"Having children makes you no more a parent than having a piano makes you a pianist" – Michael Levine
Parenting takes practice. As a matter of fact, even though I’ve only been at it for a few years, I think it may not only take practice, but in the grand scheme of it all, it IS a practice. Just as doctors and lawyers have practices, I consider myself to be a parenting practioner, for life.
Which brings me to a sermon I heard a couple of weeks ago, about parents disowning their grown children because of their sexual orientation. It is not the only reason parents disown children – racial, religious, political, and other lifestyle choices also result in kin disowning kin. While you may legally be able to disown a child, I’m not quite sure how you direct your heart to do the same – the heart trades in different social currency.
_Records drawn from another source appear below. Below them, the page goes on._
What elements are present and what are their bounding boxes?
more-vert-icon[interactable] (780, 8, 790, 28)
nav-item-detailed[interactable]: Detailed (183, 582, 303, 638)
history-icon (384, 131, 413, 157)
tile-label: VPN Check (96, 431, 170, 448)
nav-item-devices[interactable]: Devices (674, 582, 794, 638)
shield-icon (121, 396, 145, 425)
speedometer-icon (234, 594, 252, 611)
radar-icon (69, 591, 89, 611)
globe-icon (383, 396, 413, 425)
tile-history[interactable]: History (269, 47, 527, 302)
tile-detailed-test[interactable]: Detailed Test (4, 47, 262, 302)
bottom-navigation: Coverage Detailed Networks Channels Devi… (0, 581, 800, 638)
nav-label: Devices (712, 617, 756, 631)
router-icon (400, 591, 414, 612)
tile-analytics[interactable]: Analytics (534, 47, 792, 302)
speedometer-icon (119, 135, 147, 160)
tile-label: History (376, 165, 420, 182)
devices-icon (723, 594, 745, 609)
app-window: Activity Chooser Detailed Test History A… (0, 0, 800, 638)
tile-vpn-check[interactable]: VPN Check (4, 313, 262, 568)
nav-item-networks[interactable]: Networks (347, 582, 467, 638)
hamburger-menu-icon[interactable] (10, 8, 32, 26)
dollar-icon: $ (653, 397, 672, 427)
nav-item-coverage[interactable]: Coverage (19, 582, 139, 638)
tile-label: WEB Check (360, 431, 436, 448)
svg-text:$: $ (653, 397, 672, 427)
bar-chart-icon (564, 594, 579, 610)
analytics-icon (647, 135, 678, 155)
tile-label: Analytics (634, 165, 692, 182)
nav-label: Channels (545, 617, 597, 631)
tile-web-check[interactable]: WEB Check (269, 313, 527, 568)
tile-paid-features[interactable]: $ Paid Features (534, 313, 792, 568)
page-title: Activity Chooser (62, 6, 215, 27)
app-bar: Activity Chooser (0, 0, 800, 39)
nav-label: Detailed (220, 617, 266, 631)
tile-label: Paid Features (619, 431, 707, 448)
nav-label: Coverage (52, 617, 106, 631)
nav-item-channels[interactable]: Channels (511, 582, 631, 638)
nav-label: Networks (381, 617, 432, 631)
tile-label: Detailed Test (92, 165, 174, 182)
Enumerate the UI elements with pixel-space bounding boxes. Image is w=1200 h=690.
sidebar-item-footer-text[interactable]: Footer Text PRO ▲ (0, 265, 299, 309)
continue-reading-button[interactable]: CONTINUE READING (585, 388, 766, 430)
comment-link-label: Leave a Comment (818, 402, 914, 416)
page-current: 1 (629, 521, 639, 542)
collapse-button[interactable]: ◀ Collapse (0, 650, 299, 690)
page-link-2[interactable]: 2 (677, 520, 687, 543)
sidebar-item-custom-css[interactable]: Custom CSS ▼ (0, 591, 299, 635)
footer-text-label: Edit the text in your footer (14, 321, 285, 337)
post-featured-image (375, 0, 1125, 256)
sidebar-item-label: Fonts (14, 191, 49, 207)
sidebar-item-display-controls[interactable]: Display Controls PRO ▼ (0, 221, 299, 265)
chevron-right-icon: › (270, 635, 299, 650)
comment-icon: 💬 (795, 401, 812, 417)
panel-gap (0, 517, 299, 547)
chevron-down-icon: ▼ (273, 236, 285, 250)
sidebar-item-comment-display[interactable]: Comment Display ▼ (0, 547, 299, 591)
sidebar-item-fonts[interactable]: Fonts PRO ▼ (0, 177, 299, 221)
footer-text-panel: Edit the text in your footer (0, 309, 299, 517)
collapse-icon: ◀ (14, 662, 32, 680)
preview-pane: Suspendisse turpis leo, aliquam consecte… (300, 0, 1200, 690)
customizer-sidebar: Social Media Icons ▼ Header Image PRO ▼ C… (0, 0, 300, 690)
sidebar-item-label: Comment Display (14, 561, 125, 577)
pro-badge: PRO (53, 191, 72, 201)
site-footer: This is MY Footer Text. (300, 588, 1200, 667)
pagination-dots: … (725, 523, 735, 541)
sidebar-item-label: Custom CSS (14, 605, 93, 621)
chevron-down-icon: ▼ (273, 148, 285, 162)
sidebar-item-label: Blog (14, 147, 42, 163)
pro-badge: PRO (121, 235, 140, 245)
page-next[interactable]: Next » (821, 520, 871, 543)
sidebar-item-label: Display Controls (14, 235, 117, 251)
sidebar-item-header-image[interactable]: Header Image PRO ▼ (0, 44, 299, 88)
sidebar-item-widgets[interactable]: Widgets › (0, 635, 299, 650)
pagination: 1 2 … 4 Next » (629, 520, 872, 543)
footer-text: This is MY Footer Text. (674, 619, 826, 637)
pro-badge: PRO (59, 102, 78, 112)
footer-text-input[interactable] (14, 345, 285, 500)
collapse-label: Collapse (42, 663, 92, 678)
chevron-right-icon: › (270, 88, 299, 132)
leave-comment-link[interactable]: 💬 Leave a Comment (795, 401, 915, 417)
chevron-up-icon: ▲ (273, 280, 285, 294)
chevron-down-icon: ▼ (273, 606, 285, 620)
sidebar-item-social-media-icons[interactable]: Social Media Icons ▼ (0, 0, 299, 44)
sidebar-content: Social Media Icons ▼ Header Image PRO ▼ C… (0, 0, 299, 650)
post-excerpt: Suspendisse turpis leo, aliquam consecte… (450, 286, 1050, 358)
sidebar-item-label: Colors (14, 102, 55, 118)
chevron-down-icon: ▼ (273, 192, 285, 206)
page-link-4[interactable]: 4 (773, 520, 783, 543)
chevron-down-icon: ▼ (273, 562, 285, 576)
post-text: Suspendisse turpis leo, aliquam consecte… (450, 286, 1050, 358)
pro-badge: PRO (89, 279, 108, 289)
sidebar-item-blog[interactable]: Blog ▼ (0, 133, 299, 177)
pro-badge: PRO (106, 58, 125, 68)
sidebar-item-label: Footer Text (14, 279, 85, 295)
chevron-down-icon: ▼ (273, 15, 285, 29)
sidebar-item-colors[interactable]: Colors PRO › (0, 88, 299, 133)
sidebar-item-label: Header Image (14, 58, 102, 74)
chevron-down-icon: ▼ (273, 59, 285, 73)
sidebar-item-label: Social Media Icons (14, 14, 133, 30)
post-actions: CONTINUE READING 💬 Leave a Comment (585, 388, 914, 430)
It made me think, and think hard about my ongoing parenting practice. As a matter of fact, I’m still thinking – especially about the concept of ownership and disownership.
I can see where some parents might get the wrong idea and assume they do, in fact, ‘own’ their children. From the beginning, one way or another they are handed to you, and entrusted into your care. You are responsible for their basic and not so basic needs. Much of this is transitory in nature - is it merely a coincidence that parent contains the word “rent”? I think not.
It depends what you mean. Own as property? I thought we had abolished the idea that anyone could own another human being more than a few years ago? However, there are many ways “own” can be used, in a positive and nurturing way. Like all the times a child runs to a parent to show them something they accomplished – on their “own” – a profound moment for both parent and child. A moment where the parent acknowledges their practice will undergo a shift in focus – one in a long line of future shifts required to keep the practice viable over time.
As our kids grow, we encourage them to take responsibility for their choices and actions. We tell them not to make excuses, or lay blame on anyone else, or to bend to the pressure of peers. In fact, we tell them they need to “own up” to their actions. The parenting practice requires us to teach them these things; sometimes by example, sometimes by encouragement, and yes, even sometimes by enforcement.
Further down the road we extol to our children the virtue of learning to stand on their “own” two feet. We want them to be happy, successful, productive and independent in the world. And so, along the way, we practice giving them opportunities to stand on their own, and we are there to catch them when needed, lean on if required, pick them up a time or two when warranted, or watch and encourage them to get back up on their own when the time is right. After all, you have to own up before you become a grown up, right?
So many joys and struggles; triumphs and defeats; opportunities and lessons.
So much practice.
Why then, after all that, when your child comes to tell you something about themselves that they know and own – because you’ve taught them to do just that – would you turn away from them?
Why in the world would you not stand in awe of the fact that your amazing child, has developed into a strong, confident, truth-living and seeking individual – owning their life completely?
Isn’t that what we want? Isn’t that what we’ve taught? Isn’t that being a grown up?
If you do turn away, then maybe your child has outgrown you, and perhaps you want to contemplate your parenting. Or you may need more, much more, practice.